FLORIDA – Joseph Willis

Florida Representative



Joey Willis

RHP / 3B

5’3 / 117

AGE: 11




Joey is a player that treats the game, teammates, and coaches with all respect.  He plays with passion and at a high level.  Joey is an all-around player, he can play all positions. Joey is a very good hitter with power and great contact.  Joey is a great team player and will do anything to get his team a victory.  Joey is a great power pitcher with very good fastball, curveball, and change up.  His fastball fly’s out of his hands with lots of power.  His curve ball is a 12/6 with a hard break. His changeup will drop outside to get the ground ball he needs.  When you give Joey the ball you can always expect him to give you all he has.  He is a great kid and great player to watch play.

Humberto Bencomo / Manager Team MVP Legends 11U


FL-WILLIS-9TH-MIAMI-BAT1-9th-profile FL-WILLIS-9TH-MIAMI-BAT2--9th-profile

Showcase State: FL

Primary Pos: RHP

Secondary Pos: 3B

Bat: Right

Throw: Right

BTA: .620


Arm Velocity (MPH): x

Run Time 60: x


Grade:  6

All Saints Academy
Winter Haven FL

T.L. / S.L.  Coach: Eddie Bermudez




Michael & Jennifer Willis
Winter Haven, FL




Joey  has partnered with Cooper Hicks for Home Runs that Help

Joey has partnered with his newest friend, Edward Cooper Hicks, for Home Runs that Help.

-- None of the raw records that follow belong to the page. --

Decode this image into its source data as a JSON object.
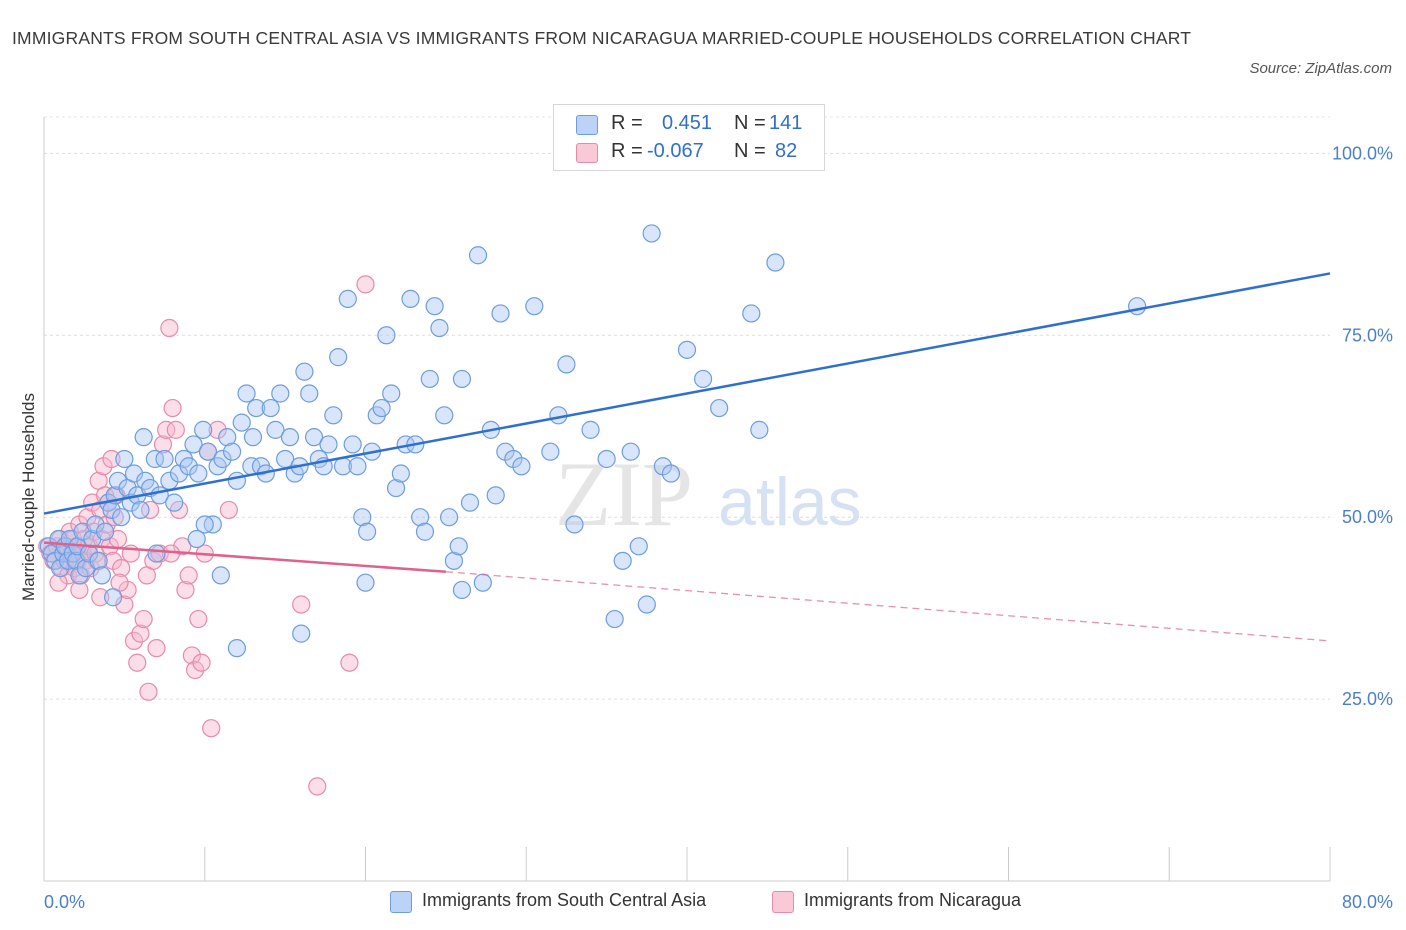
{
  "title": "IMMIGRANTS FROM SOUTH CENTRAL ASIA VS IMMIGRANTS FROM NICARAGUA MARRIED-COUPLE HOUSEHOLDS CORRELATION CHART",
  "source": "Source: ZipAtlas.com",
  "watermark": {
    "zip": "ZIP",
    "atlas": "atlas"
  },
  "colors": {
    "blue_fill": "#a9c6f3",
    "blue_stroke": "#6d9de0",
    "blue_line": "#2f6fce",
    "pink_fill": "#f7b6cb",
    "pink_stroke": "#e98aa8",
    "pink_line": "#e0608e",
    "grid": "#dddddd",
    "axis_text": "#4a7fd0"
  },
  "legend": {
    "rows": [
      {
        "r_label": "R =",
        "r_value": "0.451",
        "n_label": "N =",
        "n_value": "141"
      },
      {
        "r_label": "R =",
        "r_value": "-0.067",
        "n_label": "N =",
        "n_value": "82"
      }
    ]
  },
  "bottom_legend": [
    {
      "label": "Immigrants from South Central Asia"
    },
    {
      "label": "Immigrants from Nicaragua"
    }
  ],
  "chart_data": {
    "type": "scatter",
    "title": "IMMIGRANTS FROM SOUTH CENTRAL ASIA VS IMMIGRANTS FROM NICARAGUA MARRIED-COUPLE HOUSEHOLDS CORRELATION CHART",
    "xlabel": "",
    "ylabel": "Married-couple Households",
    "xlim": [
      0,
      80
    ],
    "ylim": [
      0,
      105
    ],
    "x_tick_labels": [
      "0.0%",
      "80.0%"
    ],
    "y_ticks": [
      25,
      50,
      75,
      100
    ],
    "y_tick_labels": [
      "25.0%",
      "50.0%",
      "75.0%",
      "100.0%"
    ],
    "grid": true,
    "legend_position": "top-center",
    "series": [
      {
        "name": "Immigrants from South Central Asia",
        "color": "#6d9de0",
        "r": 0.451,
        "n": 141,
        "trend": {
          "x": [
            0,
            80
          ],
          "y": [
            50.5,
            83.5
          ],
          "style": "solid"
        },
        "points": [
          [
            0.3,
            46
          ],
          [
            0.5,
            45
          ],
          [
            0.7,
            44
          ],
          [
            0.9,
            47
          ],
          [
            1.0,
            43
          ],
          [
            1.2,
            45
          ],
          [
            1.3,
            46
          ],
          [
            1.5,
            44
          ],
          [
            1.6,
            47
          ],
          [
            1.8,
            45
          ],
          [
            2.0,
            44
          ],
          [
            2.1,
            46
          ],
          [
            2.2,
            42
          ],
          [
            2.4,
            48
          ],
          [
            2.6,
            43
          ],
          [
            2.8,
            45
          ],
          [
            3.0,
            47
          ],
          [
            3.2,
            49
          ],
          [
            3.4,
            44
          ],
          [
            3.6,
            42
          ],
          [
            3.8,
            48
          ],
          [
            4.0,
            52
          ],
          [
            4.2,
            51
          ],
          [
            4.4,
            53
          ],
          [
            4.6,
            55
          ],
          [
            4.8,
            50
          ],
          [
            5.0,
            58
          ],
          [
            5.2,
            54
          ],
          [
            5.4,
            52
          ],
          [
            5.6,
            56
          ],
          [
            5.8,
            53
          ],
          [
            6.0,
            51
          ],
          [
            6.3,
            55
          ],
          [
            6.6,
            54
          ],
          [
            6.9,
            58
          ],
          [
            7.2,
            53
          ],
          [
            7.5,
            58
          ],
          [
            7.8,
            55
          ],
          [
            8.1,
            52
          ],
          [
            8.4,
            56
          ],
          [
            8.7,
            58
          ],
          [
            9.0,
            57
          ],
          [
            9.3,
            60
          ],
          [
            9.6,
            56
          ],
          [
            9.9,
            62
          ],
          [
            10.2,
            59
          ],
          [
            10.5,
            49
          ],
          [
            10.8,
            57
          ],
          [
            11.1,
            58
          ],
          [
            11.4,
            61
          ],
          [
            11.7,
            59
          ],
          [
            12.0,
            55
          ],
          [
            12.3,
            63
          ],
          [
            12.6,
            67
          ],
          [
            12.9,
            57
          ],
          [
            13.2,
            65
          ],
          [
            13.5,
            57
          ],
          [
            13.8,
            56
          ],
          [
            14.1,
            65
          ],
          [
            14.4,
            62
          ],
          [
            14.7,
            67
          ],
          [
            15.0,
            58
          ],
          [
            15.3,
            61
          ],
          [
            15.6,
            56
          ],
          [
            15.9,
            57
          ],
          [
            16.2,
            70
          ],
          [
            16.5,
            67
          ],
          [
            16.8,
            61
          ],
          [
            17.1,
            58
          ],
          [
            17.4,
            57
          ],
          [
            17.7,
            60
          ],
          [
            18.0,
            64
          ],
          [
            18.3,
            72
          ],
          [
            18.6,
            57
          ],
          [
            18.9,
            80
          ],
          [
            19.2,
            60
          ],
          [
            19.5,
            57
          ],
          [
            19.8,
            50
          ],
          [
            20.1,
            48
          ],
          [
            20.4,
            59
          ],
          [
            20.7,
            64
          ],
          [
            21.0,
            65
          ],
          [
            21.3,
            75
          ],
          [
            21.6,
            67
          ],
          [
            21.9,
            54
          ],
          [
            22.2,
            56
          ],
          [
            22.5,
            60
          ],
          [
            22.8,
            80
          ],
          [
            23.1,
            60
          ],
          [
            23.4,
            50
          ],
          [
            23.7,
            48
          ],
          [
            24.0,
            69
          ],
          [
            24.3,
            79
          ],
          [
            24.6,
            76
          ],
          [
            24.9,
            64
          ],
          [
            25.2,
            50
          ],
          [
            25.5,
            44
          ],
          [
            26.0,
            40
          ],
          [
            26.5,
            52
          ],
          [
            27.0,
            86
          ],
          [
            27.3,
            41
          ],
          [
            27.8,
            62
          ],
          [
            28.1,
            53
          ],
          [
            28.4,
            78
          ],
          [
            28.7,
            59
          ],
          [
            29.2,
            58
          ],
          [
            29.7,
            57
          ],
          [
            30.5,
            79
          ],
          [
            31.5,
            59
          ],
          [
            32.0,
            64
          ],
          [
            32.5,
            71
          ],
          [
            33.0,
            49
          ],
          [
            34.0,
            62
          ],
          [
            35.0,
            58
          ],
          [
            35.5,
            36
          ],
          [
            36.0,
            44
          ],
          [
            36.5,
            59
          ],
          [
            37.0,
            46
          ],
          [
            37.5,
            38
          ],
          [
            37.8,
            89
          ],
          [
            38.5,
            57
          ],
          [
            39.0,
            56
          ],
          [
            40.0,
            73
          ],
          [
            41.0,
            69
          ],
          [
            42.0,
            65
          ],
          [
            44.0,
            78
          ],
          [
            44.5,
            62
          ],
          [
            45.5,
            85
          ],
          [
            68.0,
            79
          ],
          [
            12.0,
            32
          ],
          [
            10.0,
            49
          ],
          [
            16.0,
            34
          ],
          [
            20.0,
            41
          ],
          [
            26.0,
            69
          ],
          [
            4.3,
            39
          ],
          [
            6.2,
            61
          ],
          [
            9.5,
            47
          ],
          [
            11.0,
            42
          ],
          [
            13.0,
            61
          ],
          [
            25.8,
            46
          ],
          [
            7.0,
            45
          ]
        ]
      },
      {
        "name": "Immigrants from Nicaragua",
        "color": "#e98aa8",
        "r": -0.067,
        "n": 82,
        "trend": {
          "x": [
            0,
            25,
            80
          ],
          "y": [
            46.5,
            42.5,
            33
          ],
          "style": "solid-then-dashed"
        },
        "points": [
          [
            0.2,
            46
          ],
          [
            0.4,
            45
          ],
          [
            0.6,
            44
          ],
          [
            0.8,
            46
          ],
          [
            1.0,
            47
          ],
          [
            1.1,
            43
          ],
          [
            1.2,
            45
          ],
          [
            1.3,
            44
          ],
          [
            1.4,
            46
          ],
          [
            1.5,
            42
          ],
          [
            1.6,
            48
          ],
          [
            1.7,
            45
          ],
          [
            1.8,
            47
          ],
          [
            1.9,
            43
          ],
          [
            2.0,
            46
          ],
          [
            2.1,
            44
          ],
          [
            2.2,
            49
          ],
          [
            2.3,
            42
          ],
          [
            2.4,
            45
          ],
          [
            2.5,
            47
          ],
          [
            2.6,
            44
          ],
          [
            2.7,
            50
          ],
          [
            2.8,
            46
          ],
          [
            2.9,
            43
          ],
          [
            3.0,
            52
          ],
          [
            3.1,
            48
          ],
          [
            3.2,
            45
          ],
          [
            3.3,
            44
          ],
          [
            3.4,
            55
          ],
          [
            3.5,
            51
          ],
          [
            3.6,
            47
          ],
          [
            3.7,
            57
          ],
          [
            3.8,
            53
          ],
          [
            3.9,
            49
          ],
          [
            4.0,
            52
          ],
          [
            4.1,
            46
          ],
          [
            4.2,
            58
          ],
          [
            4.3,
            44
          ],
          [
            4.4,
            50
          ],
          [
            4.5,
            53
          ],
          [
            4.6,
            47
          ],
          [
            4.8,
            43
          ],
          [
            5.0,
            38
          ],
          [
            5.2,
            40
          ],
          [
            5.4,
            45
          ],
          [
            5.6,
            33
          ],
          [
            5.8,
            30
          ],
          [
            6.0,
            34
          ],
          [
            6.2,
            36
          ],
          [
            6.4,
            42
          ],
          [
            6.6,
            51
          ],
          [
            6.8,
            44
          ],
          [
            7.0,
            32
          ],
          [
            7.2,
            45
          ],
          [
            7.4,
            60
          ],
          [
            7.6,
            62
          ],
          [
            7.8,
            76
          ],
          [
            8.0,
            65
          ],
          [
            8.2,
            62
          ],
          [
            8.4,
            51
          ],
          [
            8.6,
            46
          ],
          [
            8.8,
            40
          ],
          [
            9.0,
            42
          ],
          [
            9.2,
            31
          ],
          [
            9.4,
            29
          ],
          [
            9.6,
            36
          ],
          [
            9.8,
            30
          ],
          [
            10.0,
            45
          ],
          [
            10.2,
            59
          ],
          [
            10.4,
            21
          ],
          [
            10.8,
            62
          ],
          [
            11.5,
            51
          ],
          [
            16.0,
            38
          ],
          [
            17.0,
            13
          ],
          [
            19.0,
            30
          ],
          [
            20.0,
            82
          ],
          [
            6.5,
            26
          ],
          [
            3.5,
            39
          ],
          [
            4.7,
            41
          ],
          [
            7.9,
            45
          ],
          [
            0.9,
            41
          ],
          [
            2.2,
            40
          ]
        ]
      }
    ]
  }
}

Known by everyone as Cooper, he and Joey hit it off from the start and are looking forward to building a lifelong bond. Joey calls Cooper his “home run buddy”.

Cooper is an 8 year old boy that is full of life and will be normal acting 1 minute and 5 minutes later could be in an ambulance or hospital.

He is a very bright, unique child who is constantly cold and wears jackets, gloves or socks as gloves, jeans and long sleeve shirts no matter how hot or cold it is.

At the age of 1, Cooper began having seizures and was diagnosed with Epilepsy on both sides of the frontal brain. He would bang his head as hard as he could, bite himself until he bled and had to wear a helmet to prevent any serious brain injury.

He couldn’t deal with changes or people so he played by himself and no other children unless they were people he was accustomed to. It is and has always been extremely hard to go to stores or dinner with Cooper. Cooper is very bright and was finally diagnosed with Asperger’s, a high functioning form of autism, which is why he has trouble with social functions.

Cooper hardly eats full meals, he only nibbles on things.

When Cooper started school he had to be placed in self-contained classes known as ESE classes, due to stimulation issues. He doesn’t go to the cafeteria, and his interaction in situations where there is a lot of loud noises, bright lights or people, and changes in routine completely stress him out.

The simplest play for a child who is 8 is too much for him to handle.

At 8 years old, Cooper’s weight stays at 35-40lbs.

Cooper is always complaining of pain, deals with sickness, turns white as a sheet of paper, runs fevers for no reason but for only a short period, passes out, and his blood pressure drops. He deals with numerous genetic, cardiology, neurology, E.N.T. (ear, nose, and throat) and hematology issues.

He is under the supervision of an oncologist for reason of major testing.

His cardiologist couldn’t find anything major with the exception of tachycardia, rapid heartbeat.

Cooper and his family have traveled to Chicago three times where he was finally diagnosed with DYSAUTONOMIA (an umbrella term used to describe several different medical conditions that cause a malfunction of the Autonomic Nervous System. The Autonomic Nervous System controls the “automatic” functions of the body that we do not consciously think about, such as heart rate, blood pressure, digestion, dilation and constriction of the pupils of the eye, kidney function, and temperature control). People living with various forms of dysautonomia have trouble regulating these systems, which can result in lightheadedness, fainting, unstable blood pressure, abnormal heart rates, malnutrition, and in severe cases, death.

Cooper also has a metabolic disorder known as MITOCHONDRIAL disease (which is a group of disorders caused by dysfunctional mitochondria, the organelles that generate energy for the cell. Mitochondria are found in every cell of the human body except red blood cells, and they convert the energy of food molecules into the ATP that powers most cell functions).

Cooper is also severely flat footed and wears foot braces due to break down of tissue. He had to be fitted with pediatric wheel chair. The team of doctors are trying to prevent him from being in his wheelchair for the rest of his life.

Cooper has therapy and aquatic therapy 3 days a week. He routinely sees cardiologist and neurologist at All Children’s Hospital and goes to pain management, Rheumatology, Hematology, Oncology and Genetics specialist at Nemours Children’s Hospital in Jacksonville, Orlando or Panama City depending how far his appointments are out.

Joey will be playing for his buddy Cooper and to help raise awareness for Cooper and children who are suffering from the same issues he struggles with every day.